More than ~40% of Indians lack healthcare literacy. I have covered this in detail here:
In that article, I concluded that it makes sense to build healthcare services in the open, talking to the common man. With an array of languages, varied demography. I have been digging data under the hood to truly understand what intuition has always said: Nobody's focussing on the human angle of it all. Equipping the healthcare infrastructure is all too good with the digital transformation happening in our country and with AI in Healthcare hype taking shape with NHA, Apollo, JioHealth, Practo, Remedo to name a few out of the top dozen all wanting to eat the biggest piece of the cake on ABDM UHI, however, things in day to day patient affairs are fairly simple. Something happens, a patient tries to find the nearest hospital or clinic, get consulted, diagnosed and treated.
How can trust be established with a care facility? What is it's reputation? Does it fall under the insurance cover? What do others have to say about it? Where can I get to fast? Did I like the experience? Were all my questions answered? Will it fit my budget?

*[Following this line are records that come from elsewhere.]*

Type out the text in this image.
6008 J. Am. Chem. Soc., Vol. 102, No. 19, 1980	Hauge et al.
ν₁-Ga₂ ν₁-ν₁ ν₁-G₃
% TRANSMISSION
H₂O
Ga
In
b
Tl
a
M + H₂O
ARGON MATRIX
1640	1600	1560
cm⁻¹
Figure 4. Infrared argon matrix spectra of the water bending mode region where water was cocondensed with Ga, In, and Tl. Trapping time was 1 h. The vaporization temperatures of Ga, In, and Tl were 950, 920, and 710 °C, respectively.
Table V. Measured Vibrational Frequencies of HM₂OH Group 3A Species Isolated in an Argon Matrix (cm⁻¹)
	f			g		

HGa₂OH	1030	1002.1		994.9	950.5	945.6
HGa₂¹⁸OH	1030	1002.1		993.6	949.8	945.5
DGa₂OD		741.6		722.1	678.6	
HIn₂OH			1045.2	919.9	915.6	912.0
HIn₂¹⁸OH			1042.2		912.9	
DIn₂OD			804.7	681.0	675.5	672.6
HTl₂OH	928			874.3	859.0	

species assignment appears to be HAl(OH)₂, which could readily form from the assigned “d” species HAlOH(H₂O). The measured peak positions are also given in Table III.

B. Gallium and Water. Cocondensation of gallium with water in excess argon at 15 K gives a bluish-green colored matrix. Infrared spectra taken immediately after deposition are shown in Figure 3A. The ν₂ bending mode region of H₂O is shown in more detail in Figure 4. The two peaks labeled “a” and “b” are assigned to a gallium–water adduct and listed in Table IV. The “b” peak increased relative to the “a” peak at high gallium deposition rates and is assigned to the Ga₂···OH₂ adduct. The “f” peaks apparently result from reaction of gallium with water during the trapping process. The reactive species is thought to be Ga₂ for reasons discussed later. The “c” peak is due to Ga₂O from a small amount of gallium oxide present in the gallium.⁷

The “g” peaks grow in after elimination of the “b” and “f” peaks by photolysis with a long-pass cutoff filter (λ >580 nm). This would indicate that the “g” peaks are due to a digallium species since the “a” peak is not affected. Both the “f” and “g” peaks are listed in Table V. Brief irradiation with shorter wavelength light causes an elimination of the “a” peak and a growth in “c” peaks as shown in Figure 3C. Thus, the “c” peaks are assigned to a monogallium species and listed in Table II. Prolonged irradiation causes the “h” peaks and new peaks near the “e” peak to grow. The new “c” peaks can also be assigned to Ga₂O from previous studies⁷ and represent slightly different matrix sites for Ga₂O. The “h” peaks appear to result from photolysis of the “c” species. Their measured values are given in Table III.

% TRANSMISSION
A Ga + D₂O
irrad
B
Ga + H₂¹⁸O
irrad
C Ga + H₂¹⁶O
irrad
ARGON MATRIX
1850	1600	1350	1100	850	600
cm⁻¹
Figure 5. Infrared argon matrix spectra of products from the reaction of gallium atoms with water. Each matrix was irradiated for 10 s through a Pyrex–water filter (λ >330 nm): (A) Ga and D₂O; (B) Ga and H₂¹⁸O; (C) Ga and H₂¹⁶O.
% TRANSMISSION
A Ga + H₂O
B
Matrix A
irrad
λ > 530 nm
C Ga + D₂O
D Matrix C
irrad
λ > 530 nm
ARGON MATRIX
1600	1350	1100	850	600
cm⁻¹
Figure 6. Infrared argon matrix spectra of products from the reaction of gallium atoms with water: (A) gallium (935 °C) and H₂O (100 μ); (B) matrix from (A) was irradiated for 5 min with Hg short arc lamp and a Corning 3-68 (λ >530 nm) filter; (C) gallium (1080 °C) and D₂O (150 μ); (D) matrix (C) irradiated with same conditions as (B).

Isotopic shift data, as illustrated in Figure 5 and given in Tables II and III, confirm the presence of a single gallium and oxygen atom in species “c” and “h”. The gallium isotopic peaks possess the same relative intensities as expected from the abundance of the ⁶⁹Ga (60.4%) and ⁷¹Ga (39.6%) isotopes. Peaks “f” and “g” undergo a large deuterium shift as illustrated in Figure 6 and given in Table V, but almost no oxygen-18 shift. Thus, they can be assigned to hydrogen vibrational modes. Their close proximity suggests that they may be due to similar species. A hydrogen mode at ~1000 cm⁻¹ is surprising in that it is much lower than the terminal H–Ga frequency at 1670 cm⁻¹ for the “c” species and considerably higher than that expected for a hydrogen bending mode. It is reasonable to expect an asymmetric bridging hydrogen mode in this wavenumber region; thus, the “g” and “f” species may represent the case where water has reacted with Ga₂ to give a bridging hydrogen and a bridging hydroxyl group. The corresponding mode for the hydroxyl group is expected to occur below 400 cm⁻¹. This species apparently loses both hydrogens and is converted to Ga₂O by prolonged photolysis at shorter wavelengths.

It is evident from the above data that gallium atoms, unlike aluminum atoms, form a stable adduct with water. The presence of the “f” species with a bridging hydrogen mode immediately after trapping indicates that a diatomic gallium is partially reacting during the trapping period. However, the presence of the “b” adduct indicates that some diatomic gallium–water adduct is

Whether you realize it or not, right under your nose, over 1400 developers are cranking code to sustain the vision of the 50th Digital Public Good by the United Nations at Open Healthcare Network, to reach one step closer to UN Sustainable Development Goals for healthcare including UN SDG 3.8. it is a commendable effort that has impacted many lives in many Indian states including Kerala, Nagaland, Andhra Pradesh, Sikkim to name a few. In the future articles I will cover some interesting stories, folks from similar projects but for now it would suffice to say that this is the tune of the hour. A robust infrastructure is in the works with many organizations acting as tributaries to the vision of a unified health stack.
There are now plethora of solutions for tele-consultation, appointment, lab tests and gradually EHR segment is making a mark in India and I will cover each of these segments of a patient's lifecycle in my upcoming articles but for this piece lets look at the very first piece of the puzzle: finding the nearest, dearest care facility for first time response and this is a critical part that shapes the entire patient lifecycle and narrative for a healthcare centre for which all these bigwigs are cranking solution after solution.
How can trust be established with a care facility? What is it's reputation? Does it fall under the insurance cover? What do others have to say about it? Where can I get to fast? Did I like the experience? Were all my questions answered? Will it fit my budget? (Remember, that a huge demography stays below poverty line or falls in the poverty trap due to continued or recurring treatments sans or no-sans PM JAY)
This, dear folks, is the premise of why this newsletter exists. Circling back to the very premise of this newsletter, as of today, our flagship project XCoV19 will start publishing updates on our care accessibility initiative project healthcare and how we are planning to build it. We are starting off with what we learnt from our previous iterations of our low-key experiments with MyCovidConnect and MyHealthConnect.
As of today, our flagship project, XCoV19 will start sharing updates on our care accessibility initiative project healthcare and how we are planning to build it.
The plan is to build upon our previous learnings and provide an interface that can talk to our service. The service is supposed to do just one thing: Find care fastest, nearest as per your need. To accomplish this task, you need a service that does these things well:
Understands your distress signals through symptoms, trackers, etc.
Knows where you are and offer results to take action based on your condition and location.
As of today, APIs for a conceptual service such as above for healthcare accessibility are exposed on an ephemeral OpenAPI server instance and more details will be added to the API specification in the coming days. In the upcoming articles, I will be sharing more details about our plans.
If you are thinking a powerful entity or organization is behind this, you are wrong. Organizations, structures and titles would suit ill to this cause, but a dedicated community with a solid plan will allow the execution of this vision.